Elliott Brood, a three-piece outfit from Toronto, have been practicing their unique brand of creepy frontier ambience, which some have dubbed death-country, since 2004, giving us the morosely sepulchral Ambassador and now the paradoxical morbidity of Mountains Meadows. While the title conveys a kind of Ansel Adams serenity, their latest release actually revolves around the 1857 Mountain Meadows massacre in Utah, though it’s more of a narrative reimagining of its aftermath than an exaltation of the actual events. With this in mind the overall mood of the album is surprisingly upbeat for the band, as the lyrical content and song structures are relatively optimistic.
In terms of music, Elliott Brood are purveyors of a metal-tinged hybrid of folk and country that calls to mind the delicate and desolate observances of fellow Canadians the Great Lake Swimmers. The pace, however, is much faster and urgent, and there is a cohesive focus on storytelling that captures the mood of exploration and tragedy with frightening insight. This quality in particular lends Elliott Brood a fascinating edge that increases in richness and depth after each listen, though this feeling could have been enhanced much further by the inclusion of a printed lyric sheet to match the rustic beauty of the album’s packaging.
“Fingers and Tongues” begins this tale with a shimmering aesthetic that allows singer Mark Sasso’s rusty voice to alternate between rhythmic intonation and an all-out wail that sets the tone for the entirety of Mountain Meadows. “T-Bill” is a banjo-driven touch of bluegrass, and “Write It All Down For You” is a crashing percussive masterpiece. Elliott Brood steps outside convention for a moment with the non-traditional ukulele and horns of “The Valley Town”, allowing Sasso to illustrate a prairie scene with lyrics like “When the wind bends the trees and them clouds are pushin’ east / come on inside, dry your clothes, warm your bones, fill your glass and set yourself at ease.”
Fit for the dusty and ominous atmosphere of the saloon, the piano and brass fanfare of “Woodward Avenue” is the closest Elliott Brood has ever come to a party anthem. “31 Years” proceeds with somber patience, and its description of a wagon-train convoy that perishes at the natural indifference of an impassable mountain is the album’s most haunting moment. “Chuckwagon” is a jarring and practically instrumental number that collides and thumps with menacing tenacity, and “Miss You Now” closes Mountain Meadows with Elliott Brood’s ensanguined version of the breakup song.
Constructing a musical novella out of possibilities and myth is far from easy, but Elliott Brood succeeds at the task with consistently impressive clarity given the tragic nature of the subject matter.

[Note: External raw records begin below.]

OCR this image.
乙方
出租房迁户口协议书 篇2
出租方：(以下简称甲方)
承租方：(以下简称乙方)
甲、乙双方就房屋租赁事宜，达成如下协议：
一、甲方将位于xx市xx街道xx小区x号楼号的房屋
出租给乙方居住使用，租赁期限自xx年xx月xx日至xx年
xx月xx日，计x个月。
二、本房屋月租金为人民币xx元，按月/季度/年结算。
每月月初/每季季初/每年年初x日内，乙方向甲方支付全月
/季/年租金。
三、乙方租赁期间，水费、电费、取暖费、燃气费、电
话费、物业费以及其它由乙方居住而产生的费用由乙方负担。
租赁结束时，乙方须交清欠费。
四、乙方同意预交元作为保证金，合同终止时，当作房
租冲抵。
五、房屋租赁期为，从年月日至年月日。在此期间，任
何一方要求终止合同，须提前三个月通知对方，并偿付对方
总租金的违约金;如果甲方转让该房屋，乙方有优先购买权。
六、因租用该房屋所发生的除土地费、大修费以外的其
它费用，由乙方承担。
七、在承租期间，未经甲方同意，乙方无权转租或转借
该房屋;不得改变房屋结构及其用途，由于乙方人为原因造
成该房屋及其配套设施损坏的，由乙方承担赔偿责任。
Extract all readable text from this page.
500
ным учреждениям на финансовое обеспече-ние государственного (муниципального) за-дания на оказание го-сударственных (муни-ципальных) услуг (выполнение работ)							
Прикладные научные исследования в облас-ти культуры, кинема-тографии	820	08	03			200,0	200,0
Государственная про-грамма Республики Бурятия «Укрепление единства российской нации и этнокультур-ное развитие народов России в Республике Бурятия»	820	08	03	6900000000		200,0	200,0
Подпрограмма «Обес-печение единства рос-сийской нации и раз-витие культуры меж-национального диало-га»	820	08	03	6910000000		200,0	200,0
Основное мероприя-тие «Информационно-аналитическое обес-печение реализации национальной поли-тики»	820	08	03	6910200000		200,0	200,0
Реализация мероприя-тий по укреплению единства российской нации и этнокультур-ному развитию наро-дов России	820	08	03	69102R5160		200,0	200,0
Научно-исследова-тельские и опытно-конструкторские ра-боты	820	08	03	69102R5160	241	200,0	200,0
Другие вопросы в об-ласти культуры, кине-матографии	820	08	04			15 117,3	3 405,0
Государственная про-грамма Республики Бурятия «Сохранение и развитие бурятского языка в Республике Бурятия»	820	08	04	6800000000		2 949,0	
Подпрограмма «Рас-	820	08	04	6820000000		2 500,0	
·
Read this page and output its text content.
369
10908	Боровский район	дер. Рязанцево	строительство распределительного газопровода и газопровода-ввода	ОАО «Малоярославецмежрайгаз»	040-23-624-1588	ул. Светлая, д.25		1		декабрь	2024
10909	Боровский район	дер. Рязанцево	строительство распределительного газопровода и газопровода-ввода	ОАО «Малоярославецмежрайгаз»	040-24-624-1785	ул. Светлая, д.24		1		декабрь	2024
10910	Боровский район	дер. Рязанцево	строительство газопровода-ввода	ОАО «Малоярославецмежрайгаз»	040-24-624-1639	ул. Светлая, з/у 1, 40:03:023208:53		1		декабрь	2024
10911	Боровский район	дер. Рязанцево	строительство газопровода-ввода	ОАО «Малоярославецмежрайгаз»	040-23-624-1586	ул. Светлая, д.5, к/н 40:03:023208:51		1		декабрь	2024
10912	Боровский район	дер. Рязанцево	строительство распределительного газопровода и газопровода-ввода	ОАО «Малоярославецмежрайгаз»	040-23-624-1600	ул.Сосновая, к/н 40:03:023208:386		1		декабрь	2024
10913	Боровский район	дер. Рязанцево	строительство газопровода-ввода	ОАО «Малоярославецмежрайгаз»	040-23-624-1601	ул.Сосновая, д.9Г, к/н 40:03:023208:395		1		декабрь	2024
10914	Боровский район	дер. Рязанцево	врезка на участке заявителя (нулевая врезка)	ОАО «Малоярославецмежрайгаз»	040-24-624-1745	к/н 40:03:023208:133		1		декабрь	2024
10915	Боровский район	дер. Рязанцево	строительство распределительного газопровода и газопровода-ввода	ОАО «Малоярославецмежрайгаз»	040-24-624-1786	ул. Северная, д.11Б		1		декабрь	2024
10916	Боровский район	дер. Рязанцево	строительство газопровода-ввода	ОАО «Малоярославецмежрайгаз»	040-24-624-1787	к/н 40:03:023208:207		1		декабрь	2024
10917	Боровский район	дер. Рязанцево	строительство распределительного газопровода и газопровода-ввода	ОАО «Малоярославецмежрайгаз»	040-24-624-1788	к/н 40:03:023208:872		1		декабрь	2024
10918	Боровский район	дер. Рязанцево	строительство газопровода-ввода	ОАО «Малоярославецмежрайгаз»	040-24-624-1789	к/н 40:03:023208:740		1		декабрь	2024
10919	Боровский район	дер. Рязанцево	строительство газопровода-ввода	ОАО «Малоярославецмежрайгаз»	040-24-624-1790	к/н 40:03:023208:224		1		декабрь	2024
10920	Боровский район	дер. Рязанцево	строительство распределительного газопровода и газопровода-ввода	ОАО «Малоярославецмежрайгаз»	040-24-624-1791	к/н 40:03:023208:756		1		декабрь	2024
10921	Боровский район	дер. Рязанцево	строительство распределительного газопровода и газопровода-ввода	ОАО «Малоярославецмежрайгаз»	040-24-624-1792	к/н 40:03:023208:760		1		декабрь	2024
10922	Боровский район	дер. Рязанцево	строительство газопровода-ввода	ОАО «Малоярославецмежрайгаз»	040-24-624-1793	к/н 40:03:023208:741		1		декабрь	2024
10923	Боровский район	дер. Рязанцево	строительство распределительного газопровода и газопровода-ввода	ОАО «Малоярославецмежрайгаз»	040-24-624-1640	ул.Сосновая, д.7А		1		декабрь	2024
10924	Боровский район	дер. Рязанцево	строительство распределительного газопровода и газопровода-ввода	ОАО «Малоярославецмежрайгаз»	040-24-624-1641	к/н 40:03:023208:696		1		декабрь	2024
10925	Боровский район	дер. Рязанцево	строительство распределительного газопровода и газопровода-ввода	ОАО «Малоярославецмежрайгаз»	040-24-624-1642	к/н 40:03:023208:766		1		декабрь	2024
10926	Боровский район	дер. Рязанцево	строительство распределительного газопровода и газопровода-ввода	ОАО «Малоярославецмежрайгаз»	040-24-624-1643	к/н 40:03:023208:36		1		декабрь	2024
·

In many ways Mountain Meadows is a more personal and muted folk rendering of Across Tundras’ Dark Songs of the Prairie, which is to say that it embodies the vast uncertainty of the American west in a way that honors the survivors, their legacy, and the memory of those that became the very spirit of adventure. Mountain Meadows is a prime example of the concept album done right, and Elliott Brood remain premier storytellers capable of drifting in between the planes of the lost, the found, the agonized, and the saved with deft realization.